El corredor giraba algo más adelante y se bifurcó en un par
de ocasiones. Caminábamos a la aventura sin rumbo prefijado, no conocía el
plano del lugar. Y accedimos a unas escaleras con un elevador que indicaba que
sólo debía ser utilizado por personal autorizado. No creía probable que nadie
nos fuera a autorizar, al menos nadie en su sano juicio, estaba chistoso y todo
aquello me divertía.
Me disponía a llamar al ascensor pero antes de pulsar el
botón, un “clin” nos anunció la inminente llegada y apertura de las puertas. Y
al abrirse nos encontramos delante de un tipo bajito, de poco más de metro y
medio, canoso y con entradas, rondaría los cuarenta y cinco o cincuenta años.
Venía silbando una melodía, con una camilla vacía al lado y se le acababa de
cortar el ritmo al toparse frente a frente conmigo y mis nuevos amigotes.
Debíamos ser un espectáculo digno de admirar, de los que quitaban el hipo. O
más bien lo provocábamos. O incluso pudiera ser que le quitáramos el hipo, el
aire y… hasta las vísceras.
Era como un faro en la oscuridad. Toda la piel visible de su
cuerpo relucía ante nuestra hambre como fuego en la noche. Era hermoso.

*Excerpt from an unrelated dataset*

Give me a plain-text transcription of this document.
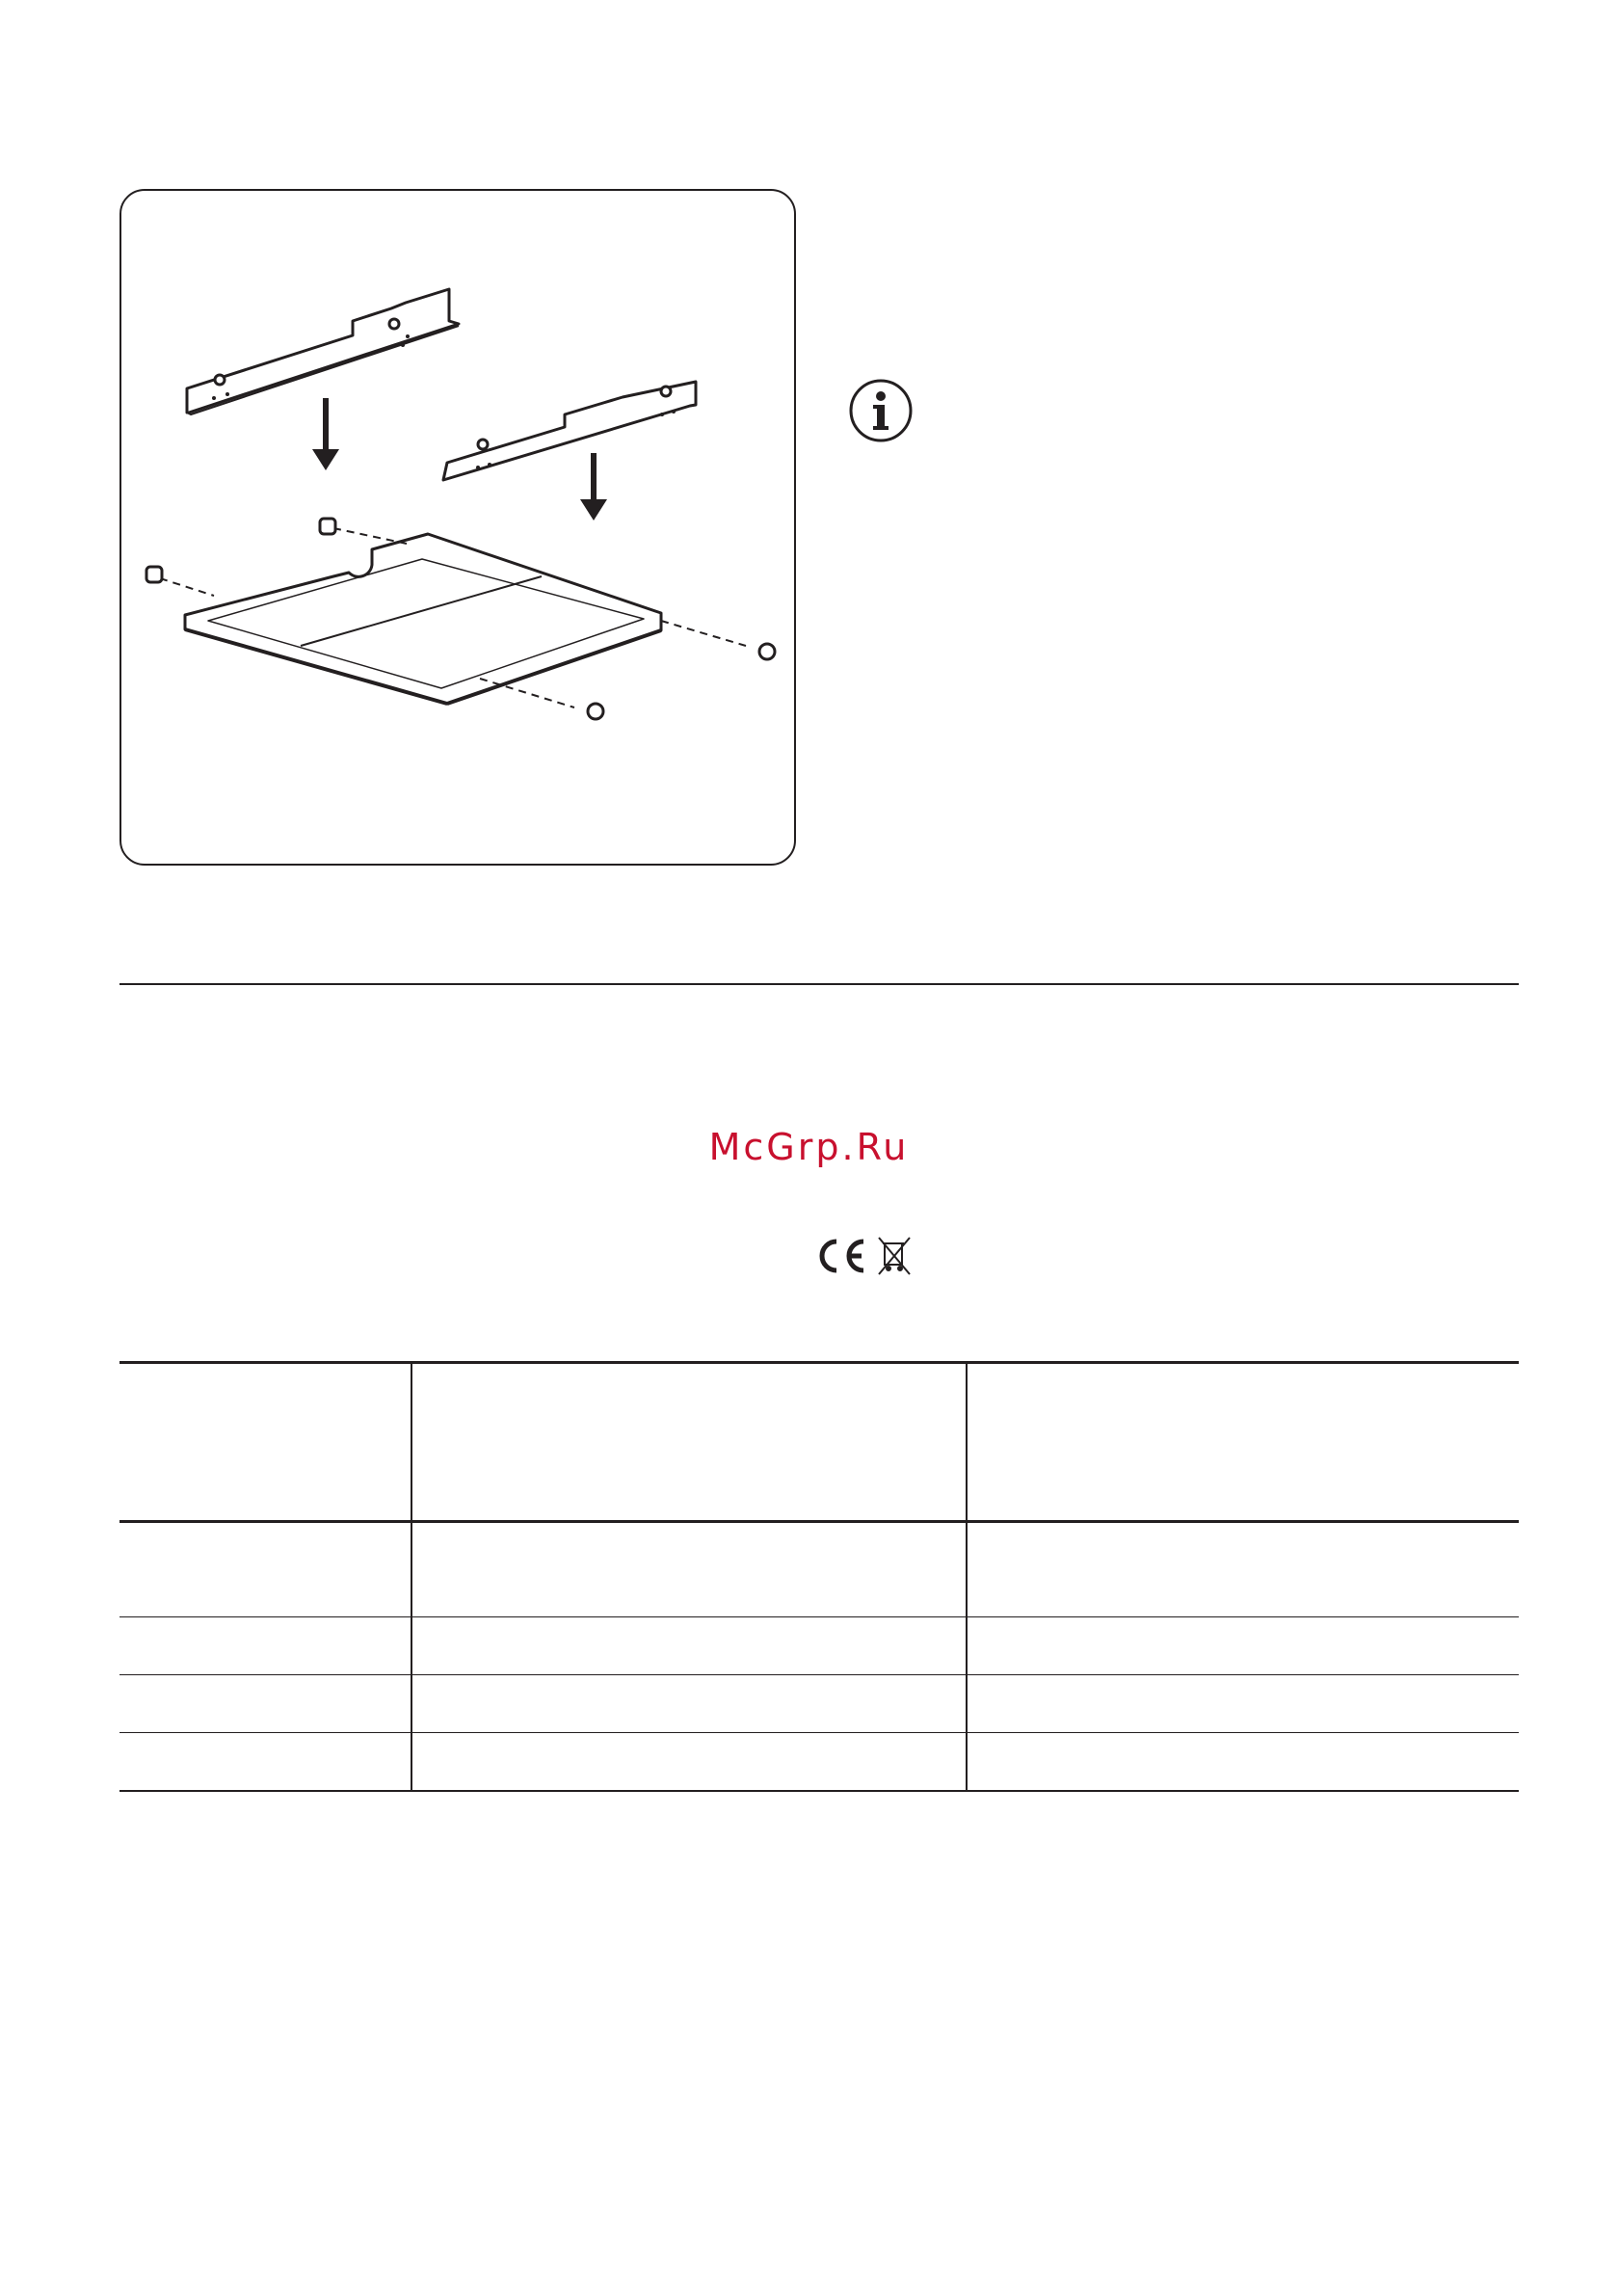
McGrp.Ru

Hermoso… y suculento. No podía pensar, ronroneaba de satisfacción con la saliva
amontonada en la garganta y se me escapaban ruiditos extraños.

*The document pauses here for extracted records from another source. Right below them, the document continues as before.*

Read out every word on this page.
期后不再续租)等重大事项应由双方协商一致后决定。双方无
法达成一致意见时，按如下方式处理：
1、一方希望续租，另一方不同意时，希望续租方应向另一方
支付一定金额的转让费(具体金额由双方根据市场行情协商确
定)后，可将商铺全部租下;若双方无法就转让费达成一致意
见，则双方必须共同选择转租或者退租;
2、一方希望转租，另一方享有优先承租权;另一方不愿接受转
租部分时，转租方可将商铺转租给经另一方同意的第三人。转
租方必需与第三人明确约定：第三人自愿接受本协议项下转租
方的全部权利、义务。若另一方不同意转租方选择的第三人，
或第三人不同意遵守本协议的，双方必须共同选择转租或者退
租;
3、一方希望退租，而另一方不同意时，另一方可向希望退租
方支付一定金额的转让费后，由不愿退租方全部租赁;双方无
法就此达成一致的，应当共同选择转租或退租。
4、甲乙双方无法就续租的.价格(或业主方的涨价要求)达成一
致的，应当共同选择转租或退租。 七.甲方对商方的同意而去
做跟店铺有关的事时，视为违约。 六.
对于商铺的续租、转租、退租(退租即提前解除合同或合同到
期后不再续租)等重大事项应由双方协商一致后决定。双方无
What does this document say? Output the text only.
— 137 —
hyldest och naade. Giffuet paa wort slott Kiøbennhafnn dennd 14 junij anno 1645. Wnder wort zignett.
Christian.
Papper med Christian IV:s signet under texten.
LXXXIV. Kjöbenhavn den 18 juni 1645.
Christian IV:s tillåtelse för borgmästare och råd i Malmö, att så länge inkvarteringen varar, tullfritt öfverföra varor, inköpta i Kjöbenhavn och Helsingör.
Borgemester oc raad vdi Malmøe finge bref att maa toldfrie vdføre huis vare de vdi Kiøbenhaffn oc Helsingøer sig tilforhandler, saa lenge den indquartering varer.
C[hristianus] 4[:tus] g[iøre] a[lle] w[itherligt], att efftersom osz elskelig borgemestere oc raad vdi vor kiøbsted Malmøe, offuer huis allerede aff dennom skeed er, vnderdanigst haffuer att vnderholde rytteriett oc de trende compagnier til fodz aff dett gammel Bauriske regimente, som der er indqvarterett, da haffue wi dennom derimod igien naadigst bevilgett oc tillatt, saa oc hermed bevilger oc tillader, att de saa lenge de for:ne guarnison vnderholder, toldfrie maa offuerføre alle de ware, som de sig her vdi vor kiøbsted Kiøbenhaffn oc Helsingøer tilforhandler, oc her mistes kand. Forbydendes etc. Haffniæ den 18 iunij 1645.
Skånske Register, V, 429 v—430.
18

El tipo abrió los ojos, gesticuló y balbuceó incoherencias, trastornado.
Pero yo no atendía a nada más que a su bombeo corporal, que me gritaba de tal
manera que ahogaba sus llantos y súplicas. Toda su circulación sanguínea se me
aparecía como una radiografía, me quemaba los ojos, eran fuegos artificiales de
una belleza sin par. Saturaba todos mis sentidos. Y, mientras el tipo intentaba
estrujarse contra la pared trasera del ascensor, contra la esquina más alejada
e interponer la camilla entre nosotros, me abalancé sobre él como ave de
rapiña, camilla incluida, y le corto profundamente en el estómago al oprimirlo
entre la camilla y la pared. Forcejeaba, vaya que sí. Y lo alcancé escalando
sobre la camilla. Si me hacía daño no lo sentía, no advertía nada ajeno a mi
objetivo. Le clavé las uñas en los hombros para afianzarlo. Estaba paralizado
de terror, temblaba descontrolado. Sollozaba. Con el esfuerzo, para colmo, se
le resaltó una vena en la frente. Se iluminó para mí. Noté peso detrás, todos
empujaban para alcanzarlo pero era mío. Hinqué los dientes en la cabeza y le
arranqué, entre alaridos de dolor del tipo, un buen pedazo de carne que sabía a
gloria, y la sangre empezó a borbotear, a salir a chorro como un grifo. La
bebí, la saboreé, me empapé con su olor. Estaba borracho, eufórico. De
inmediato sentí una oleada de poder. Lo noté fluir por cada arteria, por cada
vaso conductor, por todo mi cuerpo. No podía parar. Y no sólo por la sangre, la
carne me caía hacia el estómago y jamás me había sentido igual. Poco a poco me
iba saciando, le había comido parte de la masa cerebral, y era lo más rico, el
interior, el relleno del pastel. Ya no se convulsionaba, y yo estaba saturado y
satisfecho por el momento. Me retiré a la esquina opuesta, embotado. Pulsé sin
querer con el codo y el ascensor comenzó a desplazarse. Subía pero no sabía a donde
íbamos. Seguía como hipnotizado y vigorizado a la vez. Adios a las migrañas, al
entumecimiento, a los espasmos. Me siento Dios. Los demás se estaban ensañando
con el cuerpo, mejor así, había que aprovechar la comida. Lo habían
despedazado. A un lado me ví a un tipo orondo, grasiento, devorando un brazo
con avidez, conforme con su parte del festín. Los demás andaban pringándose
entre vísceras y sesos. Todo estaba salpicado. Todo olía y lucía de maravilla,
como con bombillas de neón.
El ascensor se paró con un leve saltito, sonando otro
chasquido, y llegamos al piso cuarto, rezaba iluminado en rojo el pulsador
corresspondiente.
Éramos cinco en total, cinco nuevas formas de existencia.
Cinco individuos con mucha, mucha hambre, tanta hambre que podría asegurar que
seríamos capaces de comernos el mundo.